良くも悪くも、どうやら春奈の言い分は祐志に伝わったようだ。
「ただし、最初にも言ったように俺は空も試合に出したい。
奈々を交代させるかどうかはわからないが、必ず試合の半分、つまりは5分たったら空と誰かを交代させる、いいな?
そんじゃ、いってこい」
祐志は五本の指を立て、5分で空と誰かを交代させると伝える。
どうやら奈々を試合に出すつもりになったようだ。
祐志に活を入れられたメンバーたちはそれぞれのポジションを確認しながらグラウンドへ、空はベンチへと向かっていった。
一方、奈々はというとまだ整理がついていないのか浮かない表情のままその場に立ち尽くしていた。
春奈や文香が後押しをしてくれた、しかしそれでも自分に自信が持てずにいたのだ。
「奈々」
そんな奈々を見て、祐志は声をかける。
やはり私と空を代えるのか、奈々は心のうちでそう思った。
当然だ、いまだに答えが出せない私なんて試合に出したくないだろう。
悪いところばかりを見せて、信頼など下がっていくばかり、いやそもそも今日顔を合わせたばかりだ、そんなものあるはずもない。

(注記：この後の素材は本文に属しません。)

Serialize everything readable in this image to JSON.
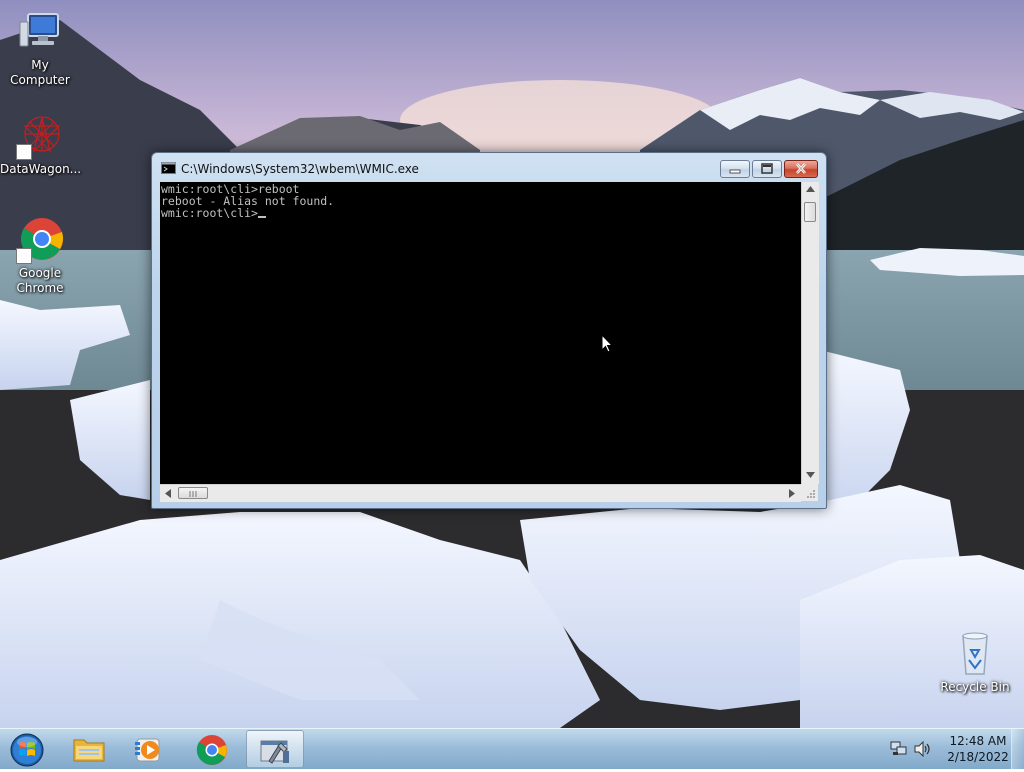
{
  "desktop": {
    "icons": [
      {
        "label": "My Computer"
      },
      {
        "label": "DataWagon..."
      },
      {
        "label": "Google Chrome"
      },
      {
        "label": "Recycle Bin"
      }
    ]
  },
  "window": {
    "title": "C:\\Windows\\System32\\wbem\\WMIC.exe",
    "console_lines": [
      "wmic:root\\cli>reboot",
      "reboot - Alias not found.",
      "wmic:root\\cli>"
    ],
    "controls": {
      "minimize": "minimize",
      "maximize": "maximize",
      "close": "close"
    }
  },
  "taskbar": {
    "pinned": [
      "start-orb",
      "file-explorer",
      "media-player",
      "google-chrome",
      "wmic-console"
    ],
    "clock": {
      "time": "12:48 AM",
      "date": "2/18/2022"
    }
  },
  "colors": {
    "console_bg": "#000000",
    "console_fg": "#c0c0c0",
    "close_button": "#c6432a"
  }
}
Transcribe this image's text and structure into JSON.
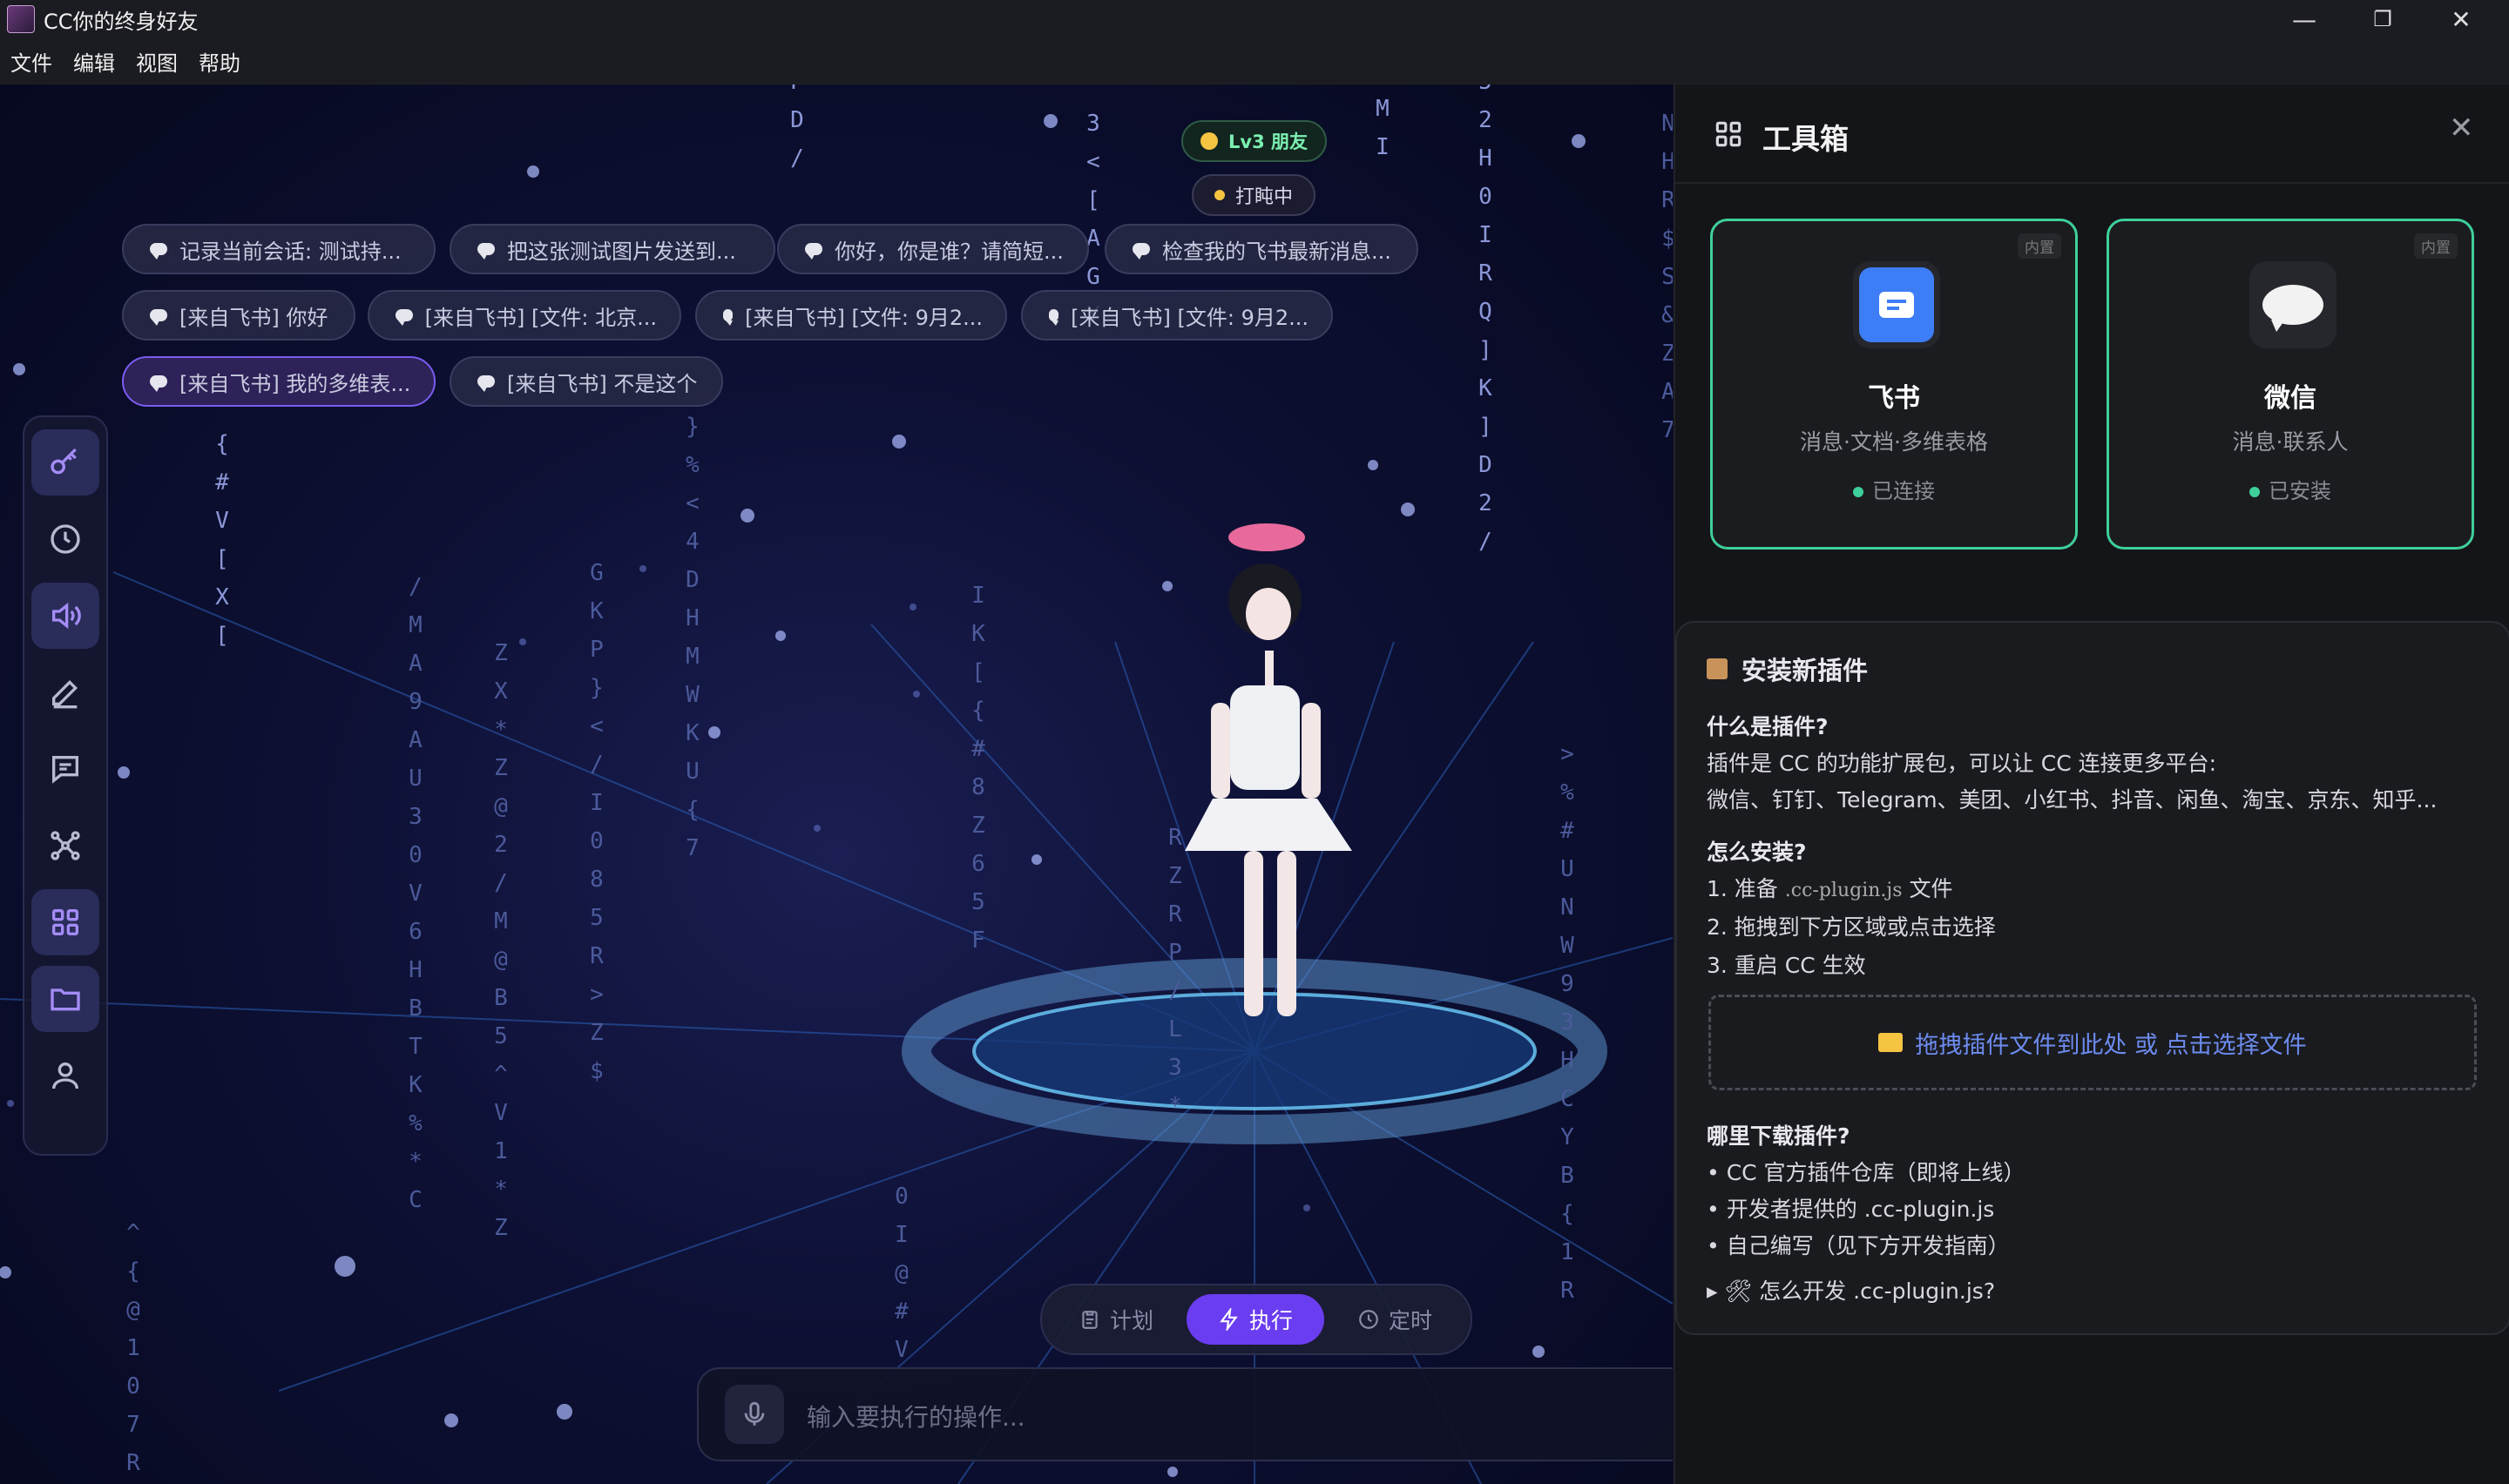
{
  "window": {
    "title": "CC你的终身好友",
    "min": "—",
    "max": "❐",
    "close": "✕"
  },
  "menu": [
    "文件",
    "编辑",
    "视图",
    "帮助"
  ],
  "badges": {
    "level": "Lv3 朋友",
    "status": "打盹中"
  },
  "chips": [
    "记录当前会话: 测试持...",
    "把这张测试图片发送到...",
    "你好，你是谁？请简短...",
    "检查我的飞书最新消息...",
    "[来自飞书] 你好",
    "[来自飞书] [文件: 北京...",
    "[来自飞书] [文件: 9月2...",
    "[来自飞书] [文件: 9月2...",
    "[来自飞书] 我的多维表...",
    "[来自飞书] 不是这个"
  ],
  "modes": {
    "plan": "计划",
    "execute": "执行",
    "schedule": "定时"
  },
  "input": {
    "placeholder": "输入要执行的操作..."
  },
  "panel": {
    "title": "工具箱",
    "cards": [
      {
        "tag": "内置",
        "name": "飞书",
        "desc": "消息·文档·多维表格",
        "status": "已连接"
      },
      {
        "tag": "内置",
        "name": "微信",
        "desc": "消息·联系人",
        "status": "已安装"
      }
    ],
    "install": {
      "title": "安装新插件",
      "what_q": "什么是插件?",
      "what_a1": "插件是 CC 的功能扩展包，可以让 CC 连接更多平台:",
      "what_a2": "微信、钉钉、Telegram、美团、小红书、抖音、闲鱼、淘宝、京东、知乎...",
      "how_q": "怎么安装?",
      "step1_pre": "1. 准备",
      "step1_code": ".cc-plugin.js",
      "step1_post": "文件",
      "step2": "2. 拖拽到下方区域或点击选择",
      "step3": "3. 重启 CC 生效",
      "dropzone": "拖拽插件文件到此处 或 点击选择文件",
      "where_q": "哪里下载插件?",
      "where1": "• CC 官方插件仓库（即将上线）",
      "where2": "• 开发者提供的 .cc-plugin.js",
      "where3": "• 自己编写（见下方开发指南）",
      "dev": "▸ 🛠 怎么开发 .cc-plugin.js?"
    }
  },
  "matrix_columns": [
    {
      "chars": "P D /"
    },
    {
      "chars": "3 < [ A G Y"
    },
    {
      "chars": "M I"
    },
    {
      "chars": "5 2 H 0 I R Q ] K ] D 2 /"
    },
    {
      "chars": "N H R $ S & Z A 7"
    },
    {
      "chars": "{ # V [ X ["
    },
    {
      "chars": "/ M A 9 A U 3 0 V 6 H B T K % * C"
    },
    {
      "chars": "Z X * Z @ 2 / M @ B 5 ^ V 1 * Z"
    },
    {
      "chars": "G K P } < / I 0 8 5 R > Z $"
    },
    {
      "chars": "} % < 4 D H M W K U { 7"
    },
    {
      "chars": "I K [ { # 8 Z 6 5 F"
    },
    {
      "chars": "R Z R P / L 3 *"
    },
    {
      "chars": "> % # U N W 9 3 H C Y B { 1 R"
    },
    {
      "chars": "^ { @ 1 0 7 R"
    },
    {
      "chars": "0 I @ # V"
    }
  ]
}
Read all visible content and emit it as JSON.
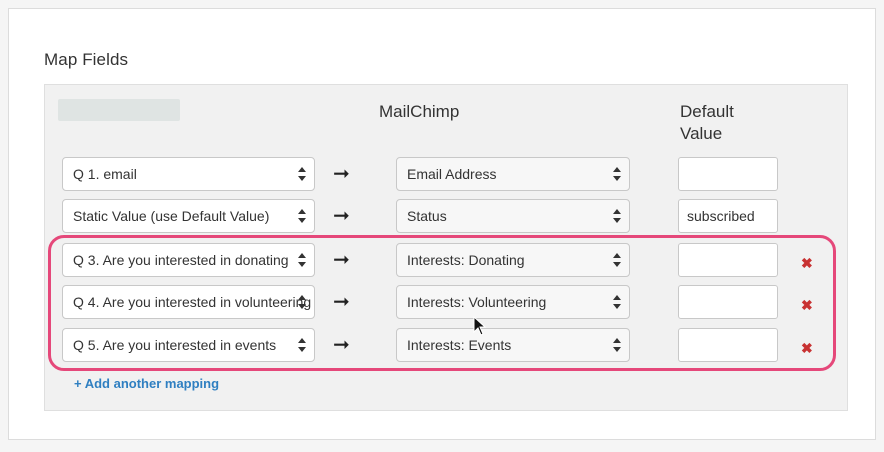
{
  "section": {
    "title": "Map Fields"
  },
  "columns": {
    "mailchimp": "MailChimp",
    "default_value": "Default Value"
  },
  "rows": [
    {
      "source": "Q 1. email",
      "target": "Email Address",
      "default": "",
      "deletable": false
    },
    {
      "source": "Static Value (use Default Value)",
      "target": "Status",
      "default": "subscribed",
      "deletable": false
    },
    {
      "source": "Q 3. Are you interested in donating",
      "target": "Interests: Donating",
      "default": "",
      "deletable": true
    },
    {
      "source": "Q 4. Are you interested in volunteering",
      "target": "Interests: Volunteering",
      "default": "",
      "deletable": true
    },
    {
      "source": "Q 5. Are you interested in events",
      "target": "Interests: Events",
      "default": "",
      "deletable": true
    }
  ],
  "arrow_glyph": "➞",
  "delete_glyph": "✖",
  "add_link": "+ Add another mapping",
  "colors": {
    "highlight": "#e5487a",
    "delete": "#c83232",
    "link": "#2f7fc1"
  }
}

試合出してもらえない、それもいいかもしれない、私は結局勝てやしない。
この人は、監督は私を信頼していない、そう思えた。
だが
「奈々、俺はお前を絶対に代えない」
予想したものとまるで正反対の言葉だった。
代えない、あれだけ私よりも空を試合に出すといっていた監督が言った言葉。
わけがわからない、春奈と文香の言葉からなのか、ただの励ましの言葉なのか。
この人の考えは全く理解できない、わからない。
「ミスがあったのも確か。でもいいプレイがあったのも確かだ、ロングパスとかシュートを狙おうとしたりな・・・・・・ま、その前にボール奪われたけど」
けど、ひとつだけわかったことがある。
「勝てるか勝てないか、それは言葉じゃなくてプレーで示して来い」
立ちすくんでいた私の背中をぽんと、押してくれる。
自然と私の足は、力強く、グラウンドへと向かっていく。
監督は私のことを誰よりも見てくれて、信頼してくれている。